Noi folli…
Vedo passare dei filmati di abusi, di sevizie, di umiliazioni ai danni di persone che in quel dato momento si trovano sole, indifese, nelle mani di carnefici, che traggono godimento, dallo scaricare le proprie istanze aggressive, al fine di utilizzare il potere, per una effimera autoaffermazione oscura, rinforzando il pensiero egoico verso anche una sorte di autoassoluzione.
Persone che, per svariati motivi, lasciano agire le parti istintuali distruttive, senza che la ragione riesca a bloccare questi folli actintg out, come se, anche chi opera e si pensa diverso dalla “follia”, esprimere vissuti conflittuali e inesprimibili attraverso la parola e comunicabili solo attraverso l’agito.
“In noi la follia esiste ed è presente come lo è la ragione. Il problema è che la società per dirsi civile, dovrebbe accettare tanto la ragione quanto la follia. Quando uno è folle ed entra in un manicomio, smette di essere folle per trasformarsi in malato… (F. Basaglia)
Ho estrapolato alcune frasi da “Conferenze brasiliane” scritte da Franco Basaglia nel 1979, che fanno riflettere, come follia, ragione, buio e luce siano elementi presenti in ognuno di noi, che nella vita si alternano e producono stati emotivi che influiscono sul nostro umore e sulle scelte che facciamo.
Molte lotte sono state intraprese per la chiusura dei “manicomi”, ma in realtà, cosa è cambiato?
Sicuramente le strutture sono meno fatiscenti, hanno cambiato la denominazione, ma al loro interno viene sempre privilegiato lo “stato di malato”, con regole, con limitazioni, dove sono “altri “che possono decidere per noi … e se noi, non abbiamo la forza di ribellarci, cosa succede?
Ogni individuo deve essere considerato una persona che ha diritto di essere protagonista della sua vita, con interventi improntati sulla centralità e dignità del soggetto, con potere decisionale, soprattutto, quando le fasi acute del malessere si sono equilibrate.

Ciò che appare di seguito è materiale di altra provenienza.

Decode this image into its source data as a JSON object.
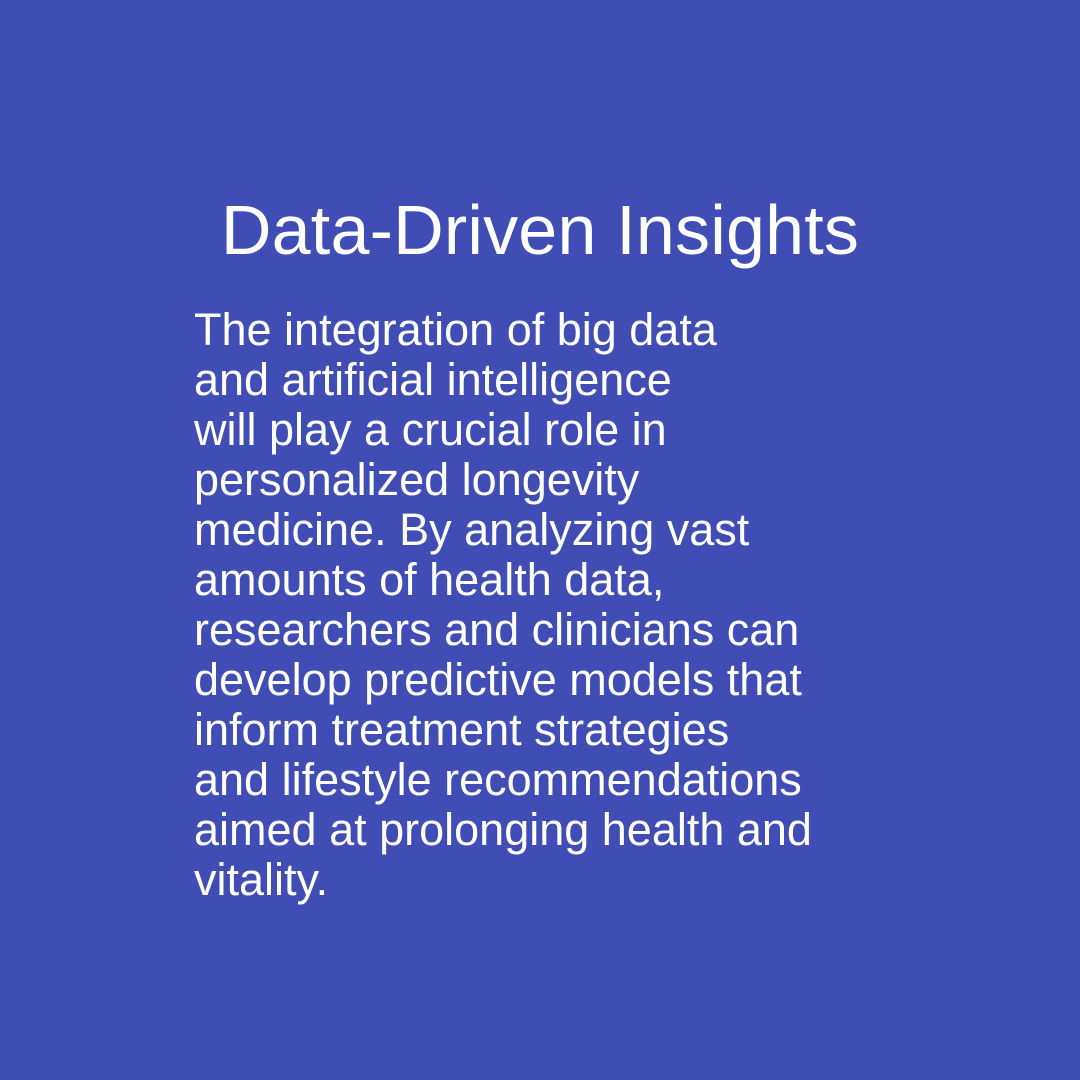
{
  "slide": {
    "background_color": "#404db4",
    "text_color": "#ffffff",
    "title": "Data-Driven Insights",
    "body_lines": [
      "The integration of big data",
      "and artificial intelligence",
      "will play a crucial role in",
      "personalized longevity",
      "medicine. By analyzing vast",
      "amounts of health data,",
      "researchers and clinicians can",
      "develop predictive models that",
      "inform treatment strategies",
      "and lifestyle recommendations",
      "aimed at prolonging health and",
      "vitality."
    ]
  }
}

Ci sono alcuni esempi di eccellenza, dove si è compreso che le strutture residenziali devono essere delle case e non dei di reparti ospedalieri, dove oltre alle cure sanitarie e farmacologiche, sono fondamentali l’accoglienza, la relazione, l’accettazione del pensiero dell’altro anche se disgiunto dal nostro e il rispetto che dovrebbe essere il primo valore di chi opera nel settore.
Purtroppo l’umanizzazione delle strutture deve sempre fare i conti con l’economia, con personale non formato, con turni stressanti, personale sotto organico e nonostante i grandi discorsi che spesso vengono effettuati, dove tutti concordano sui massimi sistemi, le persone-pazienti sono costrette ad esempio a cenare alle 18.00 ad andare a dormire alle 20.00… La persona-paziente in realtà è una slot machine che eroga in modo sicuro denaro.
Poche riflessioni, ci sarebbe molto da analizzare, molti interrogativi irrisolti, ci vorrebbe una maggiore formazione e non solo informazione per gli operatori, supervisioni sull’operato e forse, da parte delle autorità sanitarie, maggiori controlli non solo burocratici ma relativi alla vita delle persone e alla gestione di queste strutture e perché no… l’obbligo delle telecamere, al fine, forse, di evitare che si possano ripetere atrocità come quelle commesse recentemente sui pazienti dell’istituto Psichiatrico Don Uva di Foggia.